I hope the reader will enjoy the presentation of the basic principles of DAFX in this book and will be motivated to explore DAFX with the help of our software implementations. The creativity of a DAFX designer can only grow or emerge if intuition and experimentation are combined with profound knowledge of physical and musical fundamentals.
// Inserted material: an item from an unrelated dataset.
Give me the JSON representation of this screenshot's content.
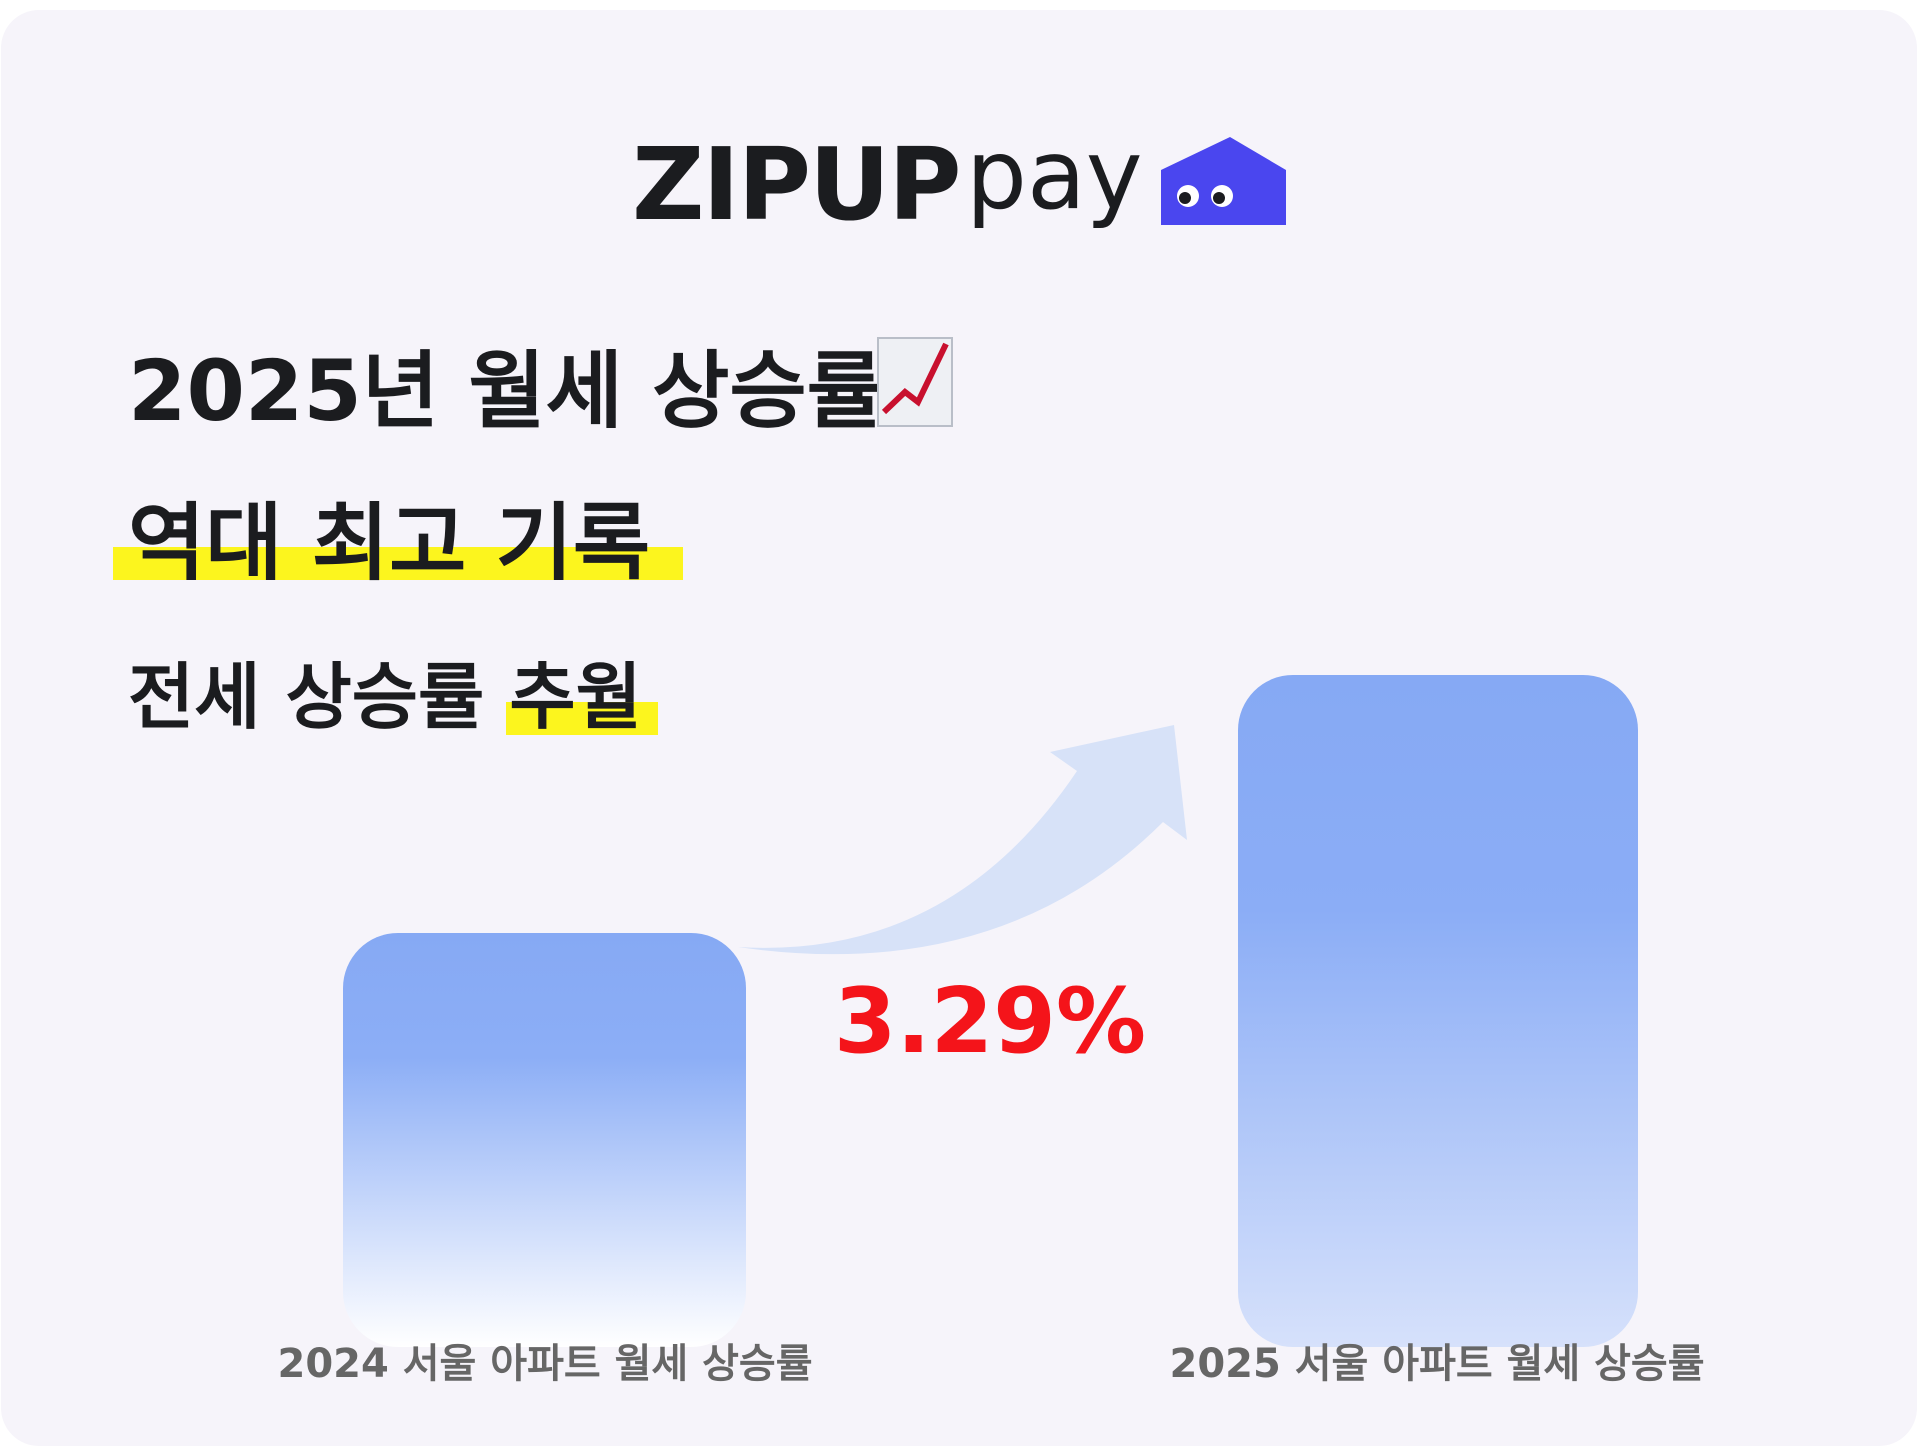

The implementation of DAFX in software needs some knowledge of digital signal processing and this is where this book may serve as a source of ideas and implementation details.

I would like to thank the authors for their contributions to the chapters and also the EU-Cost-G6 delegates from all over Europe for their contributions during several meetings, especially Nicola Bernadini, Javier Casajús, Markus Erne, Mikael Fernström, Eric Feremans, Emmanuel Favreau, Alois Melka, Jøran Rudi and Jan Tro. The book cover is based on a mapping of a time-frequency representation of a musical piece onto the globe by Jøran Rudi. Thanks to Catja Schümann for her assistance in preparing drawings and LATEX formatting, Christopher Duxbury for proof-reading and Vincent Verfaille for comments and cleaning up the code lines of Chapters 8 to 10. I also express my gratitude to my staff members Udo Ahlvers, Manfred Chrobak, Florian Keiler, Harald Schorr and Jörg Zeller for providing assistance during the course of writing this book. Finally, I would like to thank Birgit Gruber, Ann-Marie Halligan, Laura Kempster, Susan Dunsmore and Zoë Pinnock from John Wiley & Sons, Ltd for their patience and assistance.

My special thanks are directed to my wife Elke and our daughter Franziska.

Hamburg, March 2002

Udo Zölzer